Evidence (Figure 1). Panel (a) are the sulfur emissions that CAM applies (SO2, so4_a1, so4_a2 and DMS summed; blue line), which peak a month later than the file intends (black line). Panel (b) is the consequence: the simulated surface sulfate (the three MAM4 modes summed) at 50–70°N peaks in early August through 1749 and in early July from 1750 onwards. Adjusting the 849/850 records to day 16 recovers the intended emission cycle (panel a, yellow line).

This has a strong radiative effect because the shift falls in boreal summer, when insolation at these latitudes is at its maximum. Moving the emission peak between June and July redistributes the aerosol against that maximum, so it is the timing of the emissions relative to the sun, rather than their annual total, that sets the forcing. In our runs the response is almost entirely shortwave, appearing as a change in cloud shortwave forcing together with a snow-albedo adjustment during the melt season, and it is concentrated at 50-70°N, where the summer-peaked biomass-burning, DMS and biogenic-SOA sources dominate the seasonal cycle.

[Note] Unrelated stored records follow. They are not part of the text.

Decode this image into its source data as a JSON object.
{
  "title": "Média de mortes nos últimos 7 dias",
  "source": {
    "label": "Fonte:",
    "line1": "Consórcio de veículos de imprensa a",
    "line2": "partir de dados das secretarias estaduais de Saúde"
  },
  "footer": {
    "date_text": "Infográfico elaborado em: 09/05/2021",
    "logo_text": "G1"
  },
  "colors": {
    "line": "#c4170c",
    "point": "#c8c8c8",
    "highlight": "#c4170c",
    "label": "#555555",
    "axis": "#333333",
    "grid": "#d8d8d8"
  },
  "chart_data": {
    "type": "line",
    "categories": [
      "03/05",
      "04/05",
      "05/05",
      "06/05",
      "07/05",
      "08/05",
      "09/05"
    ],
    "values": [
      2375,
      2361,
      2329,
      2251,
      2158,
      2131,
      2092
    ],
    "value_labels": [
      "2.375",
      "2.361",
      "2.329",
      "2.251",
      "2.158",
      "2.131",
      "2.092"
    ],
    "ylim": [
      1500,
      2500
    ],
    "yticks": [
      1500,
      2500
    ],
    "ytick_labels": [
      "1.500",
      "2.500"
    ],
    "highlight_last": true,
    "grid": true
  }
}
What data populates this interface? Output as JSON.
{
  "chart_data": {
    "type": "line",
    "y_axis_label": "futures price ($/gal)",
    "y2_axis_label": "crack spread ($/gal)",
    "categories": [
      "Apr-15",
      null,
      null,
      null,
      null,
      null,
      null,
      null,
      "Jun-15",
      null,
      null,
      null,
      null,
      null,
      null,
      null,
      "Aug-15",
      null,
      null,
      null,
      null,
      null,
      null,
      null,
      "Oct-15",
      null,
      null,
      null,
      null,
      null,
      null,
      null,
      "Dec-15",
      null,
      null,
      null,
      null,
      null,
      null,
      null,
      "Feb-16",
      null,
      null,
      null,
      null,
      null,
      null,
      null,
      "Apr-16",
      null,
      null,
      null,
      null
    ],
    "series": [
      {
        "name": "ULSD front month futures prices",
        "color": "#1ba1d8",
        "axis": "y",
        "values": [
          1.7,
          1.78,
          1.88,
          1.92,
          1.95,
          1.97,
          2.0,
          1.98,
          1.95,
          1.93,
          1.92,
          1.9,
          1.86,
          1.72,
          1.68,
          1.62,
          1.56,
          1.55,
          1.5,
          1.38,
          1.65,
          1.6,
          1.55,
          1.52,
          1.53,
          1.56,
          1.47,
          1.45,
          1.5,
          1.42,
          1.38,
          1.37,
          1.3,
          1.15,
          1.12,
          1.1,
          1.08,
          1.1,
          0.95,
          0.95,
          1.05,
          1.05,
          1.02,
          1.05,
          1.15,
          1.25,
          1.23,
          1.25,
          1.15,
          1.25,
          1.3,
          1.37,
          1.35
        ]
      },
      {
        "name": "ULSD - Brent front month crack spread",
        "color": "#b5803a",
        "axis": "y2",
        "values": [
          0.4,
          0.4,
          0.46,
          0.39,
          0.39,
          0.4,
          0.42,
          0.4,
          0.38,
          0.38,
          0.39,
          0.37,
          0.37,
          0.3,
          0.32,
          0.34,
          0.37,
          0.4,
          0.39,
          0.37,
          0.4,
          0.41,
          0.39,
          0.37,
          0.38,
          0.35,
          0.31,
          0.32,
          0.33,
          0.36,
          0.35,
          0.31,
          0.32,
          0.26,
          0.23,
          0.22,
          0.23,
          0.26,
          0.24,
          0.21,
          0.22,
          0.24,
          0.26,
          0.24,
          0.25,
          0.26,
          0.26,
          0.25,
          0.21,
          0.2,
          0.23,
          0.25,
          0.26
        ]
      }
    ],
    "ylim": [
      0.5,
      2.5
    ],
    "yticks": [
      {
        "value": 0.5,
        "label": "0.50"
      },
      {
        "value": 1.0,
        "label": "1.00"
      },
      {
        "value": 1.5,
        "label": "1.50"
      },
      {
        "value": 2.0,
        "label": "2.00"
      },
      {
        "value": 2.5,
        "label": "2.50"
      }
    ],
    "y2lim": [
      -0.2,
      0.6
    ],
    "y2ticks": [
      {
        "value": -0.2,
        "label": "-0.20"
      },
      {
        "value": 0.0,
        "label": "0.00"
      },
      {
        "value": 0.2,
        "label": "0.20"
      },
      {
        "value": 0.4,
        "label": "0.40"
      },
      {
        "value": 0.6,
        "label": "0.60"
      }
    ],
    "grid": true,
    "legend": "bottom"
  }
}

Climate effect over the last millennium. In paired prescribed-SST simulations (identical SST and sea-ice boundary conditions, transient against constant forcing, same emission files) that we ran, the diagnosed effective radiative forcing drifts by +0.03 W/m²/century globally over 900–1740 and then steps by −0.3 W/m² at 1750, which cancels the accumulated drift almost exactly. In the coupled past1000 runs, both members warm through the pre-industrial last millennium and then cool abruptly at 1750 (Figure 2; part of the trend is model drift, shown for reference), whereas the proxy evidence indicates a slow cooling into the Little Ice Age. I suspect this emission artifact is largely what drives that spurious warming trend and the step at 1750.

Which files are affected. All 32 of the emissions-cmip6_* files in CMIP6_emissions_849-5000_2deg that carry the 849/850 + 1750-2015 structure have the day-15 vs day-16 mismatch, i.e. every file listed in srf_emis_specifier and ext_frc_specifier except the volcanic ones. The five contvolcano files and the volcanic SO2 files are not affected.
Possible fix. Adjust the date values of the 849/850 records to day 16 of each month, consistent with the CEDS records.
Two questions:
Is this known, and is it documented anywhere for users of the past1000 output (https://gdex.ucar.edu/datasets/d651078/)?
Could this affect other published simulations as well?